Postcards From Heaven

A year ago, on September 19th, my mom died. A short time later I wrote, “Walking In Quicksand”. Mom’s neighbor and dear friend read it, and asked me then if I would revisit it sometime in the future, wondering how I would feel in time.

So, one year later I look back to where I was, and where I am now. The year 2020 has been rough for all of us. Covid-19 is only part of it, for on top of that, everyone of us has dealt with life, the ups and downs, celebrations, challenges, joy, and heartbreak. For myself it started before 2020 even began, when my mother-in-law died suddenly in December. The new year offered a fresh page, but January marked the passing of a good friend, and peaked the end of June with a sudden health crisis for our son. Life was piling on!

Mom’s death was only the beginning of closing that chapter. My sisters and I needed to go through her things, clean out her house, decide what to keep, and what to let go of. We attacked it orderly, but our hearts rode the rollercoaster of memories, which brought forth stories of times past, laughter, tears, and sometimes an object would elicit a look of “What the heck, Mom?” By the end of the week, when we were dragging heavy furniture outside for the yard sale, we just wanted it done.

I will never forget Charlotte and I getting trapped in my old bedroom, as we pushed and Susan tugged at the futon that got stuck in the doorway. It wasn’t going to budge, unless we took something apart. By this time our brains were in a fog, yet mine worked well enough to be glad I didn’t need to go to the bathroom. But, just what would we do if there was a fire? Charlotte said, as if I was being stupid, that we would climb out the window. Well, just how was I going to get up there? My 5 foot stature wasn’t of much help. There was no other furniture in the room, and I’m pretty sure the days of me climbing on Charlotte’s back, propelling myself through the window, and then reaching down to pull Charlotte up the wall to meet the opening were about 45 years behind both of us! Just like my mom, here I was, thinking of the worse case, most unlikely scenario! We laughed, and if we didn’t stop laughing we were going to need that bathroom we couldn’t reach! Susan was in the hallway, taxed with taking apart a section of the futon frame so we could make that corner. Her mind was mush, not drifting to “what if’s”, but rather making the trek to the tool bag in the kitchen for a wrench, only to discover she returned with the wrong size. Back to the kitchen she went, only this time the wrench was too small. It wasn’t until her third trip did she stop to think that it would be easier to bring the tool bag with her, rather than her going to it. Charlotte said, “We wondered why you didn’t do that in the first place”, as if it hadn’t just occurred to us too. It had obviously been a long week.

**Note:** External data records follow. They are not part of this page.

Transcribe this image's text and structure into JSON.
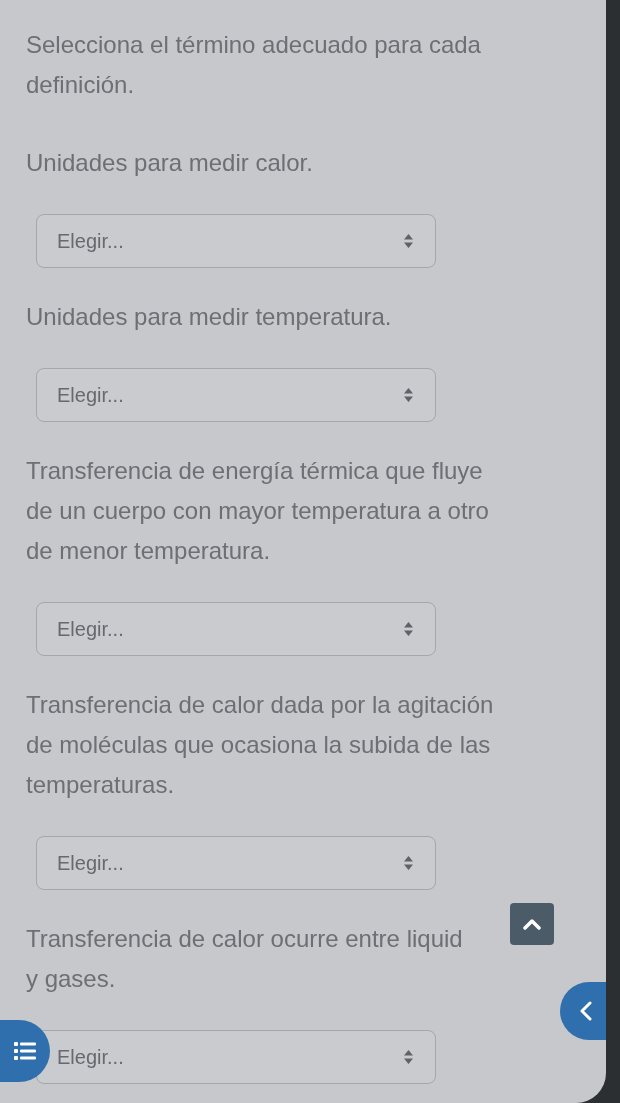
{
  "instructions": "Selecciona el término adecuado para cada definición.",
  "questions": [
    {
      "text": "Unidades para medir calor.",
      "answer": {
        "value": "Elegir..."
      }
    },
    {
      "text": "Unidades para medir temperatura.",
      "answer": {
        "value": "Elegir..."
      }
    },
    {
      "text": "Transferencia de energía térmica que fluye de un cuerpo con mayor temperatura a otro de menor temperatura.",
      "answer": {
        "value": "Elegir..."
      }
    },
    {
      "text": "Transferencia de calor dada por la agitación de moléculas que ocasiona la subida de las temperaturas.",
      "answer": {
        "value": "Elegir..."
      }
    },
    {
      "text": "Transferencia de calor ocurre entre liquid\ny gases.",
      "answer": {
        "value": "Elegir..."
      }
    }
  ]
}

The day we closed the house up I took a walk around the pool. Stepping down into the cool water, 50 years of memories folded in around me, and I sobbed. So this was it. Only it wasn’t. I packed up the treasures I would keep, shipped them home, and boarded a plane.

It was mid January when we put Mom’s house on the market. We always knew we would sell it, but actually doing it was a mixed bag. We had grown up in that house. Giant life changes took place there, but what were we to do? Let it sit there empty, fall apart, and fade into the desert because we couldn’t walk away? Though it had always felt like “going home”, without Mom there, it was just a house. We would have our memories. Time for someone else to make theirs. In April the papers were signed. We hadn’t sold our memories, yet I cried. It was over. The book was finished. Only the sequel remained.

I no longer slog in quicksand. The stabbing pain of grief is no longer my companion. I am okay. That’s not to say I don’t get sad; that I don’t cry; that there isn’t a day that I don’t wish she were still here. I have questions I wish she could answer, and sometimes seek the comfort that only a mother can give. I miss her, but love does not die, people do.

When I was in the 3rd grade I went to church camp. I was encouraged to send postcards home. I had never sent a postcard. I didn’t know I was suppose to write something besides an address on it, and “Love, Sheri”. There was so little room to say much of anything anyways, so I sent home postcards with pretty pictures on the front, and signed, “Love, Sheri”. Thats what I get from my mom now. Postcards from heaven, with pretty pictures of memories on the front. No words, just “Love, Mom”.